Biosearch SA tarafından geliştirilen ve insan gönüllülerinin lipit profili ve bağırsak fonksiyonu
üzerindeki etkilerini keşfetmek için bir süt matrisinde ekstrakte edilemeyen tanenlerden zengin bir
keçiboynuzu lifi test edilmiştir. 4 hafta süren girişimsel çalışma da (20 gr/lt içeren bu fonksiyonel
gıdadan günlük 400 ml tüketimi); kan örnekleri lipit profili, glikoz, transaminazlar, kreatinin ve yağda
çözünen vitaminler için analiz edilmiştir. Tüm katılımcıların kolesterol ve trigliserit düzeylerinde
azalma olduğu görülmüştür
Fonksiyonel Gıdaların Osteogenetik veya Kemik Koruyucu Etkisi
Belirli fonksiyonel gıdaların veya gıda bileşenlerinin hastalıkların önlenmesi ve sağlığın teşviki ve
geliştirilmesinde rol oynayabileceğine dair kanıtlar bulunmasına rağmen, güvenlik hususları çok
önemlidir.

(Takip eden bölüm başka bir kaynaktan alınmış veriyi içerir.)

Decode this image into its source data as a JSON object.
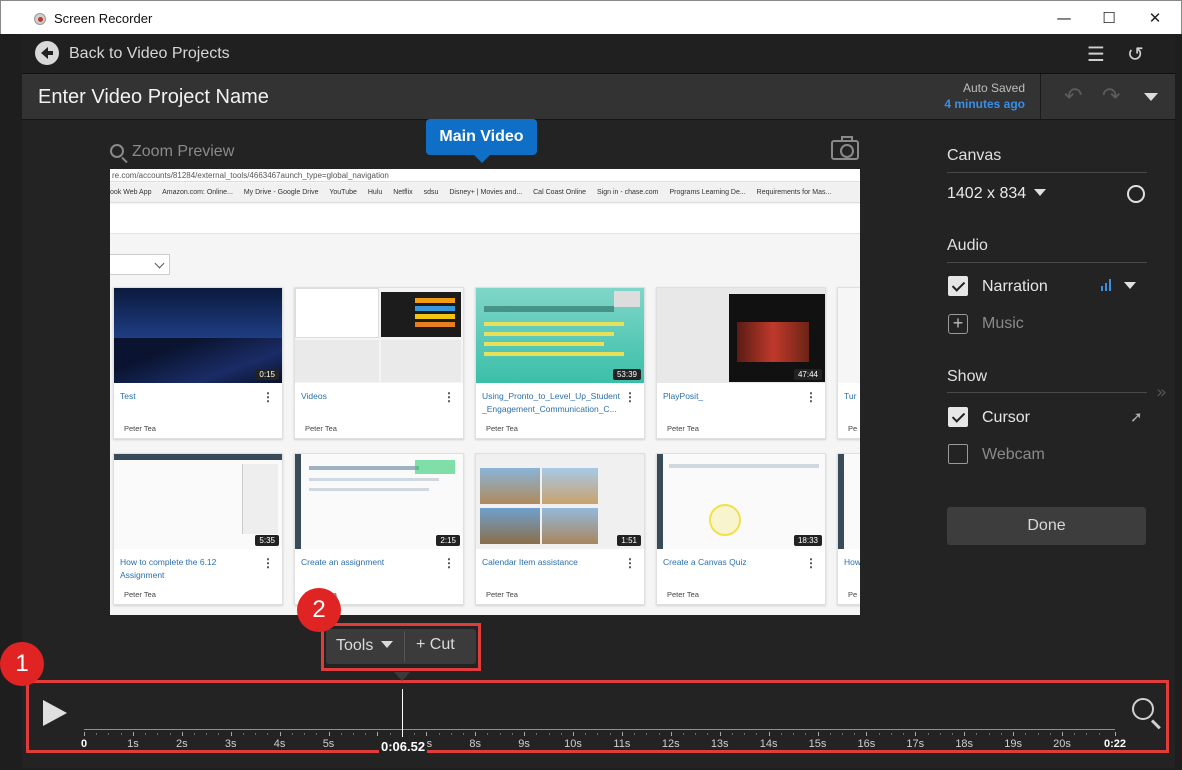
{
  "window": {
    "title": "Screen Recorder",
    "minimize_glyph": "—",
    "maximize_glyph": "☐",
    "close_glyph": "✕"
  },
  "nav": {
    "back_label": "Back to Video Projects"
  },
  "header": {
    "project_name": "Enter Video Project Name",
    "auto_saved_label": "Auto Saved",
    "auto_saved_time": "4 minutes ago"
  },
  "preview": {
    "zoom_label": "Zoom Preview",
    "main_video_label": "Main Video",
    "address_bar": "re.com/accounts/81284/external_tools/4663467aunch_type=global_navigation",
    "bookmarks": [
      "ook Web App",
      "Amazon.com: Online...",
      "My Drive - Google Drive",
      "YouTube",
      "Hulu",
      "Netflix",
      "sdsu",
      "Disney+ | Movies and...",
      "Cal Coast Online",
      "Sign in - chase.com",
      "Programs Learning De...",
      "Requirements for Mas..."
    ],
    "cards": [
      {
        "title": "Test",
        "duration": "0:15",
        "owner": "Peter Tea"
      },
      {
        "title": "Videos",
        "duration": "",
        "owner": "Peter Tea"
      },
      {
        "title": "Using_Pronto_to_Level_Up_Student_Engagement_Communication_C...",
        "duration": "53:39",
        "owner": "Peter Tea"
      },
      {
        "title": "PlayPosit_",
        "duration": "47:44",
        "owner": "Peter Tea"
      },
      {
        "title": "Tur",
        "duration": "",
        "owner": "Pe"
      },
      {
        "title": "How to complete the 6.12 Assignment",
        "duration": "5:35",
        "owner": "Peter Tea"
      },
      {
        "title": "Create an assignment",
        "duration": "2:15",
        "owner": "Peter Tea"
      },
      {
        "title": "Calendar Item assistance",
        "duration": "1:51",
        "owner": "Peter Tea"
      },
      {
        "title": "Create a Canvas Quiz",
        "duration": "18:33",
        "owner": "Peter Tea"
      },
      {
        "title": "How",
        "duration": "",
        "owner": "Pe"
      }
    ],
    "card_kebab": "⋮"
  },
  "side_panel": {
    "canvas_title": "Canvas",
    "canvas_size": "1402 x 834",
    "audio_title": "Audio",
    "narration_label": "Narration",
    "narration_checked": true,
    "music_label": "Music",
    "show_title": "Show",
    "cursor_label": "Cursor",
    "cursor_checked": true,
    "webcam_label": "Webcam",
    "webcam_checked": false,
    "done_label": "Done"
  },
  "tools": {
    "tools_label": "Tools",
    "cut_label": "+ Cut"
  },
  "callouts": [
    "1",
    "2"
  ],
  "timeline": {
    "current_time": "0:06.52",
    "ticks": [
      "0",
      "1s",
      "2s",
      "3s",
      "4s",
      "5s",
      "6s",
      "7s",
      "8s",
      "9s",
      "10s",
      "11s",
      "12s",
      "13s",
      "14s",
      "15s",
      "16s",
      "17s",
      "18s",
      "19s",
      "20s",
      "0:22"
    ]
  },
  "colors": {
    "accent_blue": "#0f6fc6",
    "autosave_blue": "#3a8ee6",
    "callout_red": "#e02424",
    "highlight_red": "#e03c3c"
  }
}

Son zamanlarda özellikle gıdalara botaniklerin rastgele eklenmesiyle ilgili olarak güvenlik
endişeleri gündeme gelmiştir. Birçok “fonksiyonel” bar, içecek, tahıl ve çorba, botaniklerle
zenginleştirilmekte, bazıları ise belirli tüketiciler için risk oluşturabilmektedir. Otlarla ilgili güvenlik
sorunları karmaşıktır ve ot-ilaç etkileşimi konusu giderek artmaktadır. Bir örnek, hafif depresyon
tedavisinde kullanılan popüler bir bitki olan St John’s wort’dur. John’s wort’tan alınan Hypericum
özü, karaciğer sitokrom P450’nin metabolik aktivitesini önemli ölçüde artırır. Bu enzim çeşitli ilaçları
etkisiz hale getirir ve bu nedenle vücuttaki seviyelerini ve aktivitelerini azaltması beklenir. John’s
wort’un tüketilmesinin teofilin, siklosporin, varfarin ve etinilestradiol/desogestrel (oral
kontraseptifler) plazma konsantrasyonlarında eşzamanlı azalmaya neden olduğu gösterilmiştir (
Greeson, Sanford ve Monti, 2001). Bu tür veriler FDA’nın 2000 yılında St. John’s wort hakkında bir
Halk Sağlığı Danışmanlığı yayınlamasına yol açmıştır. Amerika Birleşik Devletleri’nde, bazı tüketici
grupları FDA’yı guarana, gotu kola, ginseng, ginkgo biloba, ekinezya, kava gibi bitkilerle
güçlendirilmiş fonksiyonel gıdaların satışının durdurması konusunda uyarmıştır. Bu durum üzerine
2000 yılında, Amerika Birleşik Devletleri Genel Muhasebe Ofisi (GAO), belirli fonksiyonel gıdaların
güvenliği konusunda endişelerini dile getiren bir rapor yayınlamıştır (Hasler, 2002)
SONUÇ
Son yıllarda fonksiyonel gıdalar üzerine yapılan araştırmaların sayısı artmaktadır. Ancak insan
yaşamına olan katkıları nedeniyle fonksiyonel gıdalarla ilgili daha fazla çalışmaya ihtiyaç
duyulmaktadır. Bilinen fonksiyonel bileşenlerin yanında bilinmeyen ve henüz ortaya çıkarılmamış
gıdalar da araştırılarak hak ettiği yeri almalıdır. Türk mutfağında kullanılan fonksiyonel gıdalar
özellikle aşçılar tarafından tanınarak konuklara bilinçli bir şekilde sunulmalı ve lezzeti artırma çabası
içerisine girilmelidir. Yine fonksiyonel gıdalarda bir diğer önemli sorun olan pazarlama, etiketleme ve
reklamların gerçeğe uygun olarak yapılması ve bunların denetleyici bir mekanizma tarafından
denetlenmesine ihtiyaç duyulmaktadır. Fonksiyonel gıdaları kullanan yiyecek içecek işletmeleri
ürünlerin alımı esnasında mutlaka denetimleri tam yapmalı ve ürün alındıktan sonra muhafaza
koşullarını en uygun şekilde yerine getirmelidir. Fonksiyonel gıdaların işlenmesi de bir diğer önemli
konudur. Gastronomi turizminin gelişmesi ile fonksiyonel gıdaların yemeklerde kullanımının arttığı
bilinen bir gerçektir. Ancak bir gıdanın fonksiyonel hale gelebilmesi için ilave edilen bileşenlerin
uygun dozda ve içerikte olması önemli bir konudur. Bu nedenle işyerinde çalışan aşçıların fonksiyonel
gıdalar hakkında deneyim ve bilgi sahibi olmaları önem taşımaktadır. Unutulmamalıdır ki fonksiyonel
gıdaların tüketiminde artışın olması sağlık giderlerinin de ciddi oranda azalmasını sağlayacaktır.